We wrote this blog post to provide a common definition of feature stores as they emerge as a primary component of the operational ML stack. We believe the industry is about to see an explosion of activity in this space.

If you think we got anything wrong above or have any questions, we’d love to hear from you, just shoot us an email at hello@tecton.ai or come and say hello in the Feast community.
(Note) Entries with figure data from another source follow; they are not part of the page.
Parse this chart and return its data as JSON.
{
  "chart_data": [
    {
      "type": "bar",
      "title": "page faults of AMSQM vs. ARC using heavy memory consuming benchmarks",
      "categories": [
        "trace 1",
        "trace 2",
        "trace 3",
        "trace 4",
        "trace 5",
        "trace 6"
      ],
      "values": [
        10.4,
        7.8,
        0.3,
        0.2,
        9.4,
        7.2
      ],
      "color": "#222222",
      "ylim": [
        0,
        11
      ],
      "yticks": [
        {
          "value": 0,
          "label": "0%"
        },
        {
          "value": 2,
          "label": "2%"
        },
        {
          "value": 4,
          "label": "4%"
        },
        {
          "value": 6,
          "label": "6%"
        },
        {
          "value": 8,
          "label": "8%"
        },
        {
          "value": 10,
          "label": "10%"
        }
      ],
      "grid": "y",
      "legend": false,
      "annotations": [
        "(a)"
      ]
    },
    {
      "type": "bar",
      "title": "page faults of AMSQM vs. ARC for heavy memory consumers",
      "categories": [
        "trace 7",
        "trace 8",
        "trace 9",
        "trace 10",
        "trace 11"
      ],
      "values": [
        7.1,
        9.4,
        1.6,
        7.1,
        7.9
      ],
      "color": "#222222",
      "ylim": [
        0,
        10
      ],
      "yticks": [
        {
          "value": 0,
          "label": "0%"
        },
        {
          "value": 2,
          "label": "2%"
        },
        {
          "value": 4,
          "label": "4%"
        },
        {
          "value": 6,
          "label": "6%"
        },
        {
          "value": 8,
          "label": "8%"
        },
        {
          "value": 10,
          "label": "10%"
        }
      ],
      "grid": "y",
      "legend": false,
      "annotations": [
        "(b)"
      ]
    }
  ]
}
We’d love to hear from you!

What Is a Feature Store? | Tecton (2024)
Top Articles
BlackRock’s $20 billion ETF is now the world’s largest bitcoin fund
Wraith
122242843 Routing Number BANK OF THE WEST CA - Wise
Noaa Charleston Wv
Ofw Pinoy Channel Su
Pickswise the Free Sports Handicapping Service 2023
Nikki Catsouras Head Cut In Half
Nyuonsite
Embassy Suites Wisconsin Dells
Erskine Plus Portal
2021 Tesla Model 3 Standard Range Pl electric for sale - Portland, OR - craigslist
Horned Stone Skull Cozy Grove
All Obituaries | Ashley's J H Williams & Sons, Inc. | Selma AL funeral home and cremation
No Credit Check Apartments In West Palm Beach Fl
World History Kazwire
Signs Of a Troubled TIPM
MindWare : Customer Reviews : Hocus Pocus Magic Show Kit
My.doculivery.com/Crowncork
Craigslist Cars Nwi
Kaomoji Border
Shreveport Active 911
Non Sequitur
Gem City Surgeons Miami Valley South
Sonic Fan Games Hq
Wicked Local Plymouth Police Log 2022
Leccion 4 Lesson Test
Bekijk ons gevarieerde aanbod occasions in Oss.
Walmart Near South Lake Tahoe Ca
John Chiv Words Worth
Walgreens Bunce Rd
Apartments / Housing For Rent near Lake Placid, FL - craigslist
Amerisourcebergen Thoughtspot 2023
Craigslist Hunting Land For Lease In Ga
Skidware Project Mugetsu
Encore Atlanta Cheer Competition
2004 Honda Odyssey Firing Order
Core Relief Texas
Greyson Alexander Thorn
Ryujinx Firmware 15
Waffle House Gift Card Cvs
Chuze Fitness La Verne Reviews
Red Dead Redemption 2 Legendary Fish Locations Guide (“A Fisher of Fish”)
Second Chance Apartments, 2nd Chance Apartments Locators for Bad Credit
9 oplossingen voor het laptoptouchpad dat niet werkt in Windows - TWCB (NL)
The Attleboro Sun Chronicle Obituaries
Windshield Repair & Auto Glass Replacement in Texas| Safelite
Gw2 Support Specter
Yosemite Sam Hood Ornament
Sams Gas Price San Angelo
Mmastreams.com
Minute Clinic Mooresville Nc
Coors Field Seats In The Shade
Latest Posts
Article information

Author: Aron Pacocha

Last Updated:

Views: 5920

Rating: 4.8 / 5 (68 voted)

Reviews: 83% of readers found this page helpful

Author information

Name: Aron Pacocha

Birthday: 1999-08-12

Address: 3808 Moen Corner, Gorczanyport, FL 67364-2074

Phone: +393457723392

Job: Retail Consultant

Hobby: Jewelry making, Cooking, Gaming, Reading, Juggling, Cabaret, Origami

Introduction: My name is Aron Pacocha, I am a happy, tasty, innocent, proud, talented, courageous, magnificent person who loves writing and wants to share my knowledge and understanding with you.